Typically, samples contain many copies of the object a scientist wants to study, frozen in a range of orientations. Researchers take images of these various positions and combine them into a detailed 3D model of the structure. Electron microscopes allow us to see much smaller structures than light microscopes do because the wavelengths of electrons are much shorter than the wavelength of light. NIGMS-funded researchers are using cryo-EM to investigate a range of scientific questions.

Caught in Translation

One cluster that is yellow, purple, and orange and another that is beige, purple, and green. 3D reconstructions of two stages in the assembly of the bacterial ribosome created from time-resolved cryo-EM images.
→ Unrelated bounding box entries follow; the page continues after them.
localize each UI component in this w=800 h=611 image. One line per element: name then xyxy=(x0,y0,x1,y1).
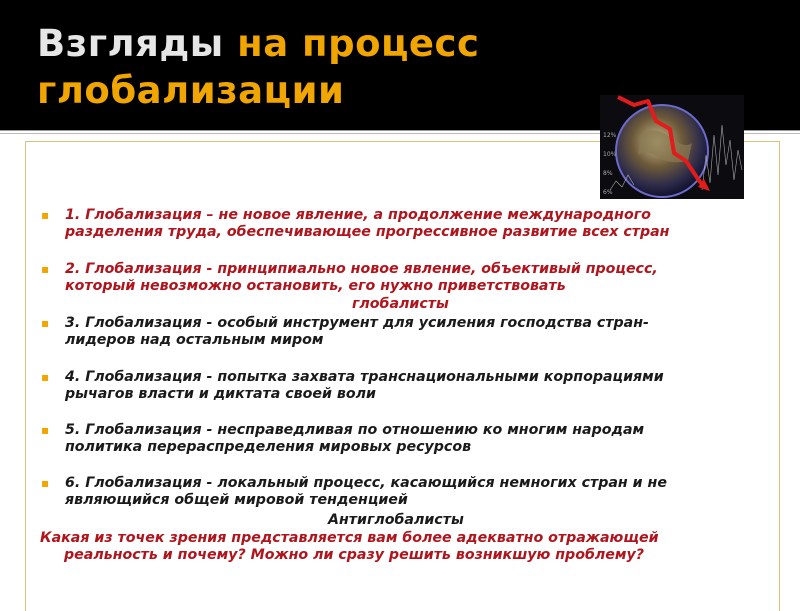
list-item xyxy=(40,261,658,294)
point-4-line2: рычагов власти и диктата своей воли xyxy=(65,385,376,402)
bullet-icon: ▪ xyxy=(41,370,50,384)
point-5-line2: политика перераспределения мировых ресурсов xyxy=(65,438,472,455)
axis-label-6: 6% xyxy=(603,189,613,196)
axis-label-12: 12% xyxy=(603,132,617,139)
slide-title xyxy=(37,20,479,114)
point-3-line2: лидеров над остальным миром xyxy=(65,331,324,348)
list-item xyxy=(40,369,664,402)
point-3-line1: 3. Глобализация - особый инструмент для усиления господства стран- xyxy=(65,315,649,331)
point-6-line2: являющийся общей мировой тенденцией xyxy=(65,491,408,508)
title-line2: глобализации xyxy=(37,69,345,112)
axis-label-8: 8% xyxy=(603,170,613,177)
point-6-line1: 6. Глобализация - локальный процесс, касающийся немногих стран и не xyxy=(65,475,667,491)
point-4-line1: 4. Глобализация - попытка захвата транснациональными корпорациями xyxy=(65,369,664,385)
list-item xyxy=(40,207,669,240)
globalists-label: глобалисты xyxy=(352,296,449,312)
point-2-line2: который невозможно остановить, его нужно приветствовать xyxy=(65,277,566,294)
question-line1: Какая из точек зрения представляется вам более адекватно отражающей xyxy=(40,530,659,546)
list-item xyxy=(40,475,667,508)
title-part1: Взгляды xyxy=(37,22,224,65)
globe-crisis-chart-image xyxy=(600,95,744,199)
title-part2: на процесс xyxy=(237,22,480,65)
point-1-line1: 1. Глобализация – не новое явление, а продолжение международного xyxy=(65,207,651,223)
point-2-line1: 2. Глобализация - принципиально новое явление, объективый процесс, xyxy=(65,261,658,277)
bullet-icon: ▪ xyxy=(41,476,50,490)
question-line2: реальность и почему? Можно ли сразу решить возникшую проблему? xyxy=(64,546,644,563)
discussion-question xyxy=(40,530,780,563)
list-item xyxy=(40,422,644,455)
bullet-icon: ▪ xyxy=(41,262,50,276)
antiglobalists-label: Антиглобалисты xyxy=(328,512,464,528)
axis-label-10: 10% xyxy=(603,151,617,158)
list-item xyxy=(40,315,649,348)
point-5-line1: 5. Глобализация - несправедливая по отношению ко многим народам xyxy=(65,422,645,438)
bullet-icon: ▪ xyxy=(41,316,50,330)
bullet-icon: ▪ xyxy=(41,208,50,222)
bullet-icon: ▪ xyxy=(41,423,50,437)
point-1-line2: разделения труда, обеспечивающее прогрессивное развитие всех стран xyxy=(65,223,670,240)
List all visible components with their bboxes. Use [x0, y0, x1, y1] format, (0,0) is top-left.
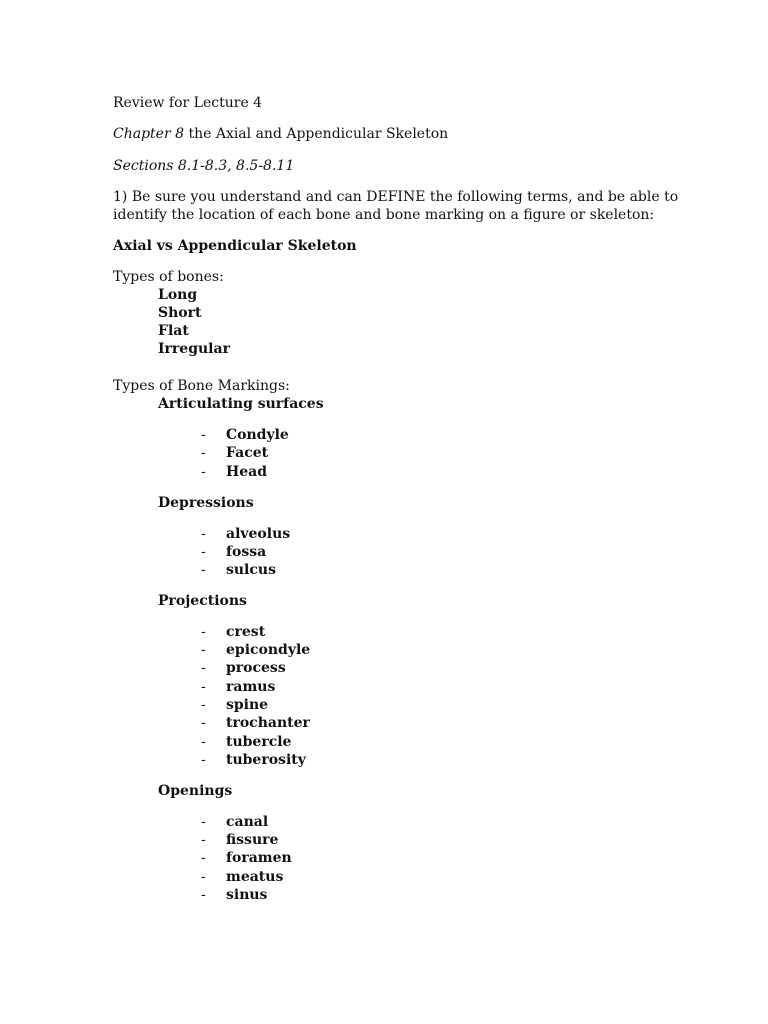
bullet-dash: -: [201, 526, 206, 542]
bone-type-item: Long: [158, 287, 198, 303]
bullet-dash: -: [201, 562, 206, 578]
marking-item: fossa: [226, 544, 267, 560]
marking-group-heading: Projections: [158, 593, 247, 609]
bone-type-item: Short: [158, 305, 202, 321]
bone-markings-label: Types of Bone Markings:: [113, 378, 290, 394]
marking-group-heading: Depressions: [158, 495, 254, 511]
instruction-line-2: identify the location of each bone and bone marking on a figure or skeleton:: [113, 207, 655, 223]
bullet-dash: -: [201, 697, 206, 713]
bullet-dash: -: [201, 887, 206, 903]
marking-item: tuberosity: [226, 752, 306, 768]
bullet-dash: -: [201, 814, 206, 830]
document-title: Review for Lecture 4: [113, 95, 263, 111]
bullet-dash: -: [201, 660, 206, 676]
marking-item: Facet: [226, 445, 269, 461]
bullet-dash: -: [201, 445, 206, 461]
bullet-dash: -: [201, 679, 206, 695]
bullet-dash: -: [201, 642, 206, 658]
bullet-dash: -: [201, 544, 206, 560]
instruction-line-1: 1) Be sure you understand and can DEFINE the following terms, and be able to: [113, 189, 679, 205]
bullet-dash: -: [201, 752, 206, 768]
marking-item: Head: [226, 464, 267, 480]
chapter-title: the Axial and Appendicular Skeleton: [184, 126, 449, 142]
marking-item: meatus: [226, 869, 284, 885]
chapter-number: Chapter 8: [113, 126, 184, 142]
marking-item: ramus: [226, 679, 276, 695]
bullet-dash: -: [201, 734, 206, 750]
marking-item: trochanter: [226, 715, 310, 731]
bullet-dash: -: [201, 869, 206, 885]
bullet-dash: -: [201, 850, 206, 866]
axial-heading: Axial vs Appendicular Skeleton: [113, 238, 357, 254]
marking-item: canal: [226, 814, 269, 830]
marking-group-heading: Openings: [158, 783, 233, 799]
bone-type-item: Flat: [158, 323, 189, 339]
bullet-dash: -: [201, 715, 206, 731]
marking-item: sinus: [226, 887, 268, 903]
marking-item: fissure: [226, 832, 279, 848]
bullet-dash: -: [201, 464, 206, 480]
marking-item: crest: [226, 624, 266, 640]
chapter-line: [113, 125, 448, 143]
marking-group-heading: Articulating surfaces: [158, 396, 324, 412]
marking-item: process: [226, 660, 286, 676]
bullet-dash: -: [201, 427, 206, 443]
marking-item: epicondyle: [226, 642, 311, 658]
marking-item: alveolus: [226, 526, 291, 542]
types-of-bones-label: Types of bones:: [113, 269, 224, 285]
marking-item: foramen: [226, 850, 292, 866]
bullet-dash: -: [201, 832, 206, 848]
marking-item: sulcus: [226, 562, 276, 578]
marking-item: spine: [226, 697, 269, 713]
bone-type-item: Irregular: [158, 341, 230, 357]
marking-item: tubercle: [226, 734, 292, 750]
sections-line: Sections 8.1-8.3, 8.5-8.11: [113, 158, 295, 174]
marking-item: Condyle: [226, 427, 289, 443]
bullet-dash: -: [201, 624, 206, 640]
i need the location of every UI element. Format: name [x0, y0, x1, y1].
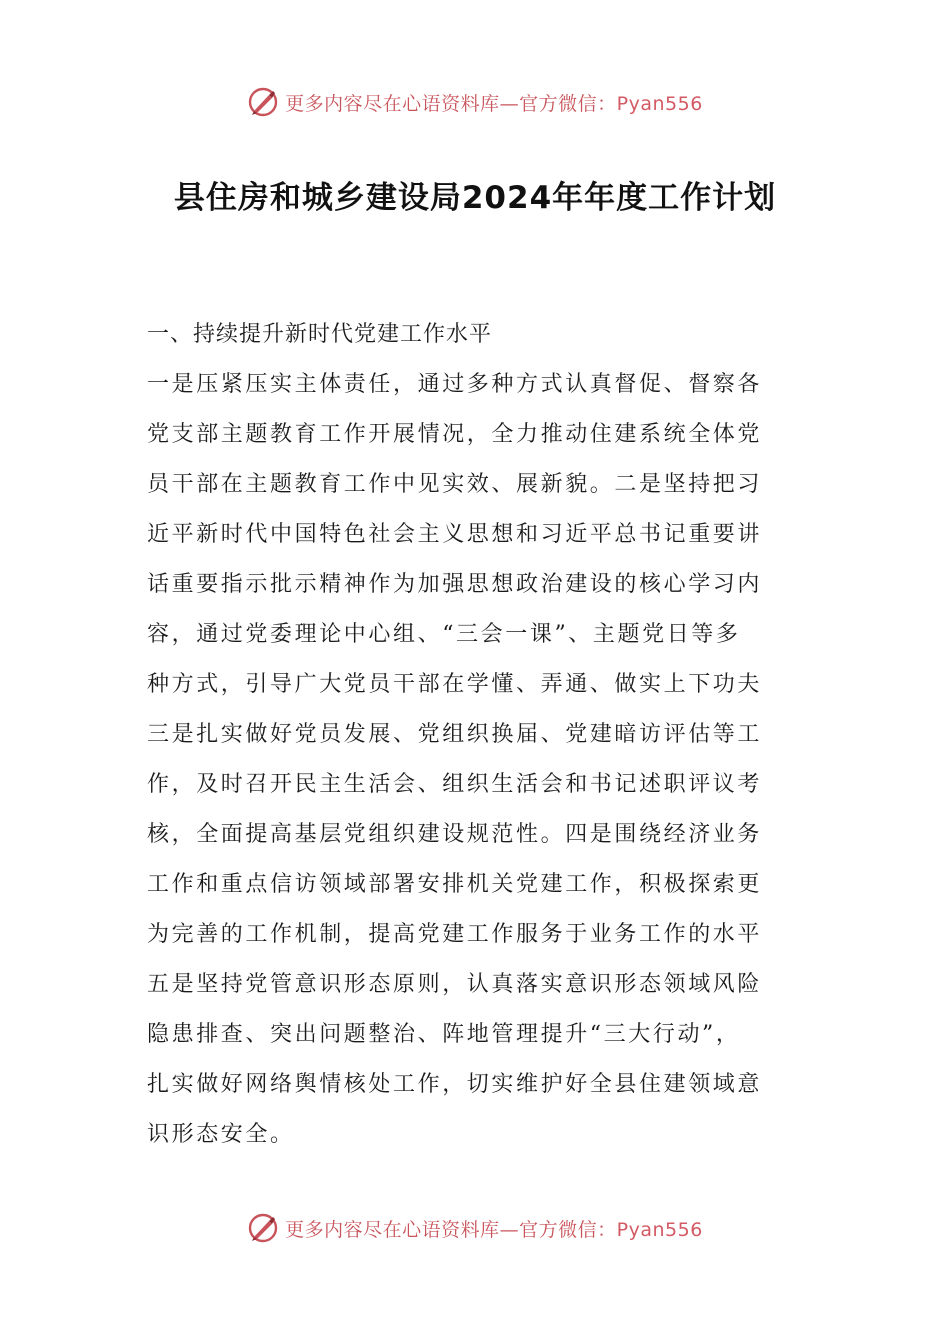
paragraph-line: 作，及时召开民主生活会、组织生活会和书记述职评议考	[147, 772, 763, 797]
paragraph-line: 识形态安全。	[147, 1122, 295, 1147]
watermark-label: 更多内容尽在心语资料库—官方微信：Pyan556	[285, 92, 703, 115]
document-title: 县住房和城乡建设局2024年年度工作计划	[173, 180, 777, 216]
paragraph-line: 三是扎实做好党员发展、党组织换届、党建暗访评估等工	[147, 722, 763, 747]
section-heading: 一、持续提升新时代党建工作水平	[147, 322, 493, 347]
section-paragraph	[147, 360, 807, 1160]
document-body	[147, 310, 807, 1160]
paragraph-line: 为完善的工作机制，提高党建工作服务于业务工作的水平	[147, 922, 763, 947]
paragraph-line: 五是坚持党管意识形态原则，认真落实意识形态领域风险	[147, 972, 763, 997]
paragraph-line: 核，全面提高基层党组织建设规范性。四是围绕经济业务	[147, 822, 763, 847]
watermark-footer	[0, 1212, 950, 1244]
watermark-header	[0, 86, 950, 118]
paragraph-line: 扎实做好网络舆情核处工作，切实维护好全县住建领域意	[147, 1072, 763, 1097]
paragraph-line: 员干部在主题教育工作中见实效、展新貌。二是坚持把习	[147, 472, 763, 497]
pen-logo-icon	[247, 86, 279, 118]
pen-logo-icon	[247, 1212, 279, 1244]
paragraph-line: 容，通过党委理论中心组、“三会一课”、主题党日等多	[147, 622, 741, 647]
paragraph-line: 工作和重点信访领域部署安排机关党建工作，积极探索更	[147, 872, 763, 897]
paragraph-line: 一是压紧压实主体责任，通过多种方式认真督促、督察各	[147, 372, 763, 397]
paragraph-line: 党支部主题教育工作开展情况，全力推动住建系统全体党	[147, 422, 763, 447]
paragraph-line: 话重要指示批示精神作为加强思想政治建设的核心学习内	[147, 572, 763, 597]
paragraph-line: 近平新时代中国特色社会主义思想和习近平总书记重要讲	[147, 522, 763, 547]
watermark-label: 更多内容尽在心语资料库—官方微信：Pyan556	[285, 1218, 703, 1241]
paragraph-line: 隐患排查、突出问题整治、阵地管理提升“三大行动”，	[147, 1022, 741, 1047]
paragraph-line: 种方式，引导广大党员干部在学懂、弄通、做实上下功夫	[147, 672, 763, 697]
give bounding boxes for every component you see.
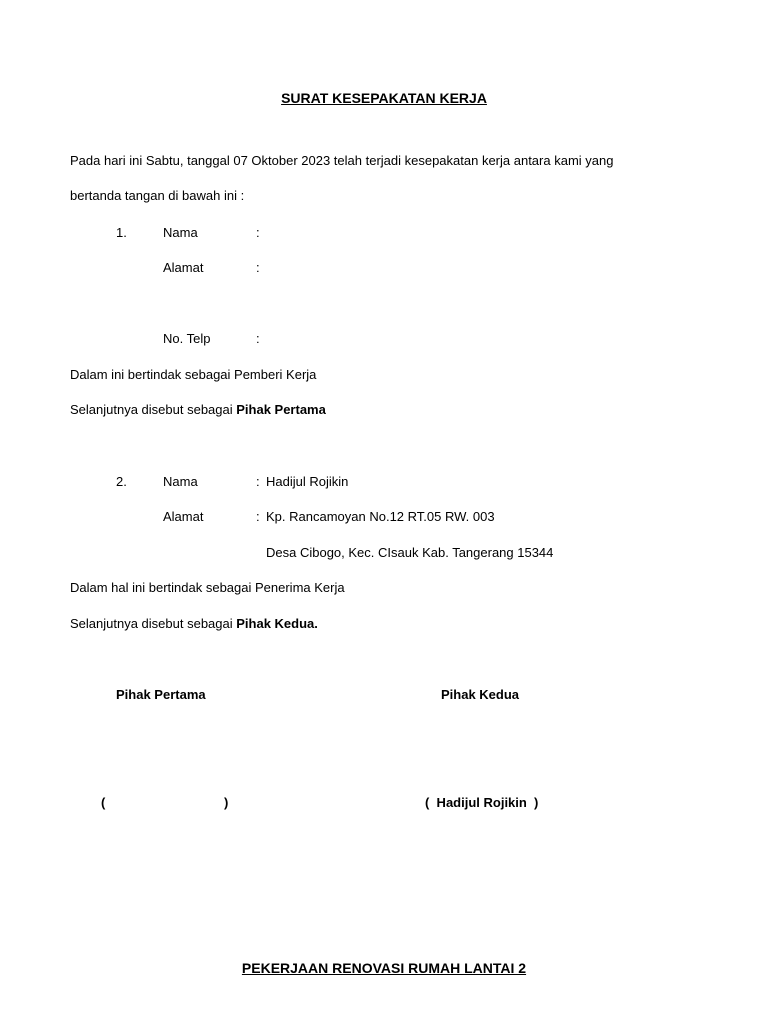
party1-referred-line	[70, 402, 326, 418]
signature-right-label: Pihak Kedua	[441, 687, 520, 702]
party1-referred-prefix: Selanjutnya disebut sebagai	[70, 402, 237, 417]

Credit: Joachim Frank, Columbia University.

Joachim Frank, Ph.D., a professor of biochemistry and molecular biophysics and of biological sciences at Columbia University in New York, New York, along with two other researchers, won the 2017 Nobel Prize in Chemistry for developing cryo.

Dr. Frank’s lab focuses on the process of translation, where structures called ribosomes turn genetic instructions into proteins, which are needed for many chemical reactions that support life. Recently, Dr. Frank has adopted and further developed a technique called time-resolved cryo-EM. This method captures images of short-lived states in translation that disappear too quickly (after less than a second) for standard cryo-EM to capture. The ability to fully visualize translation could help researchers identify errors in the process that lead to disease and also to develop treatments.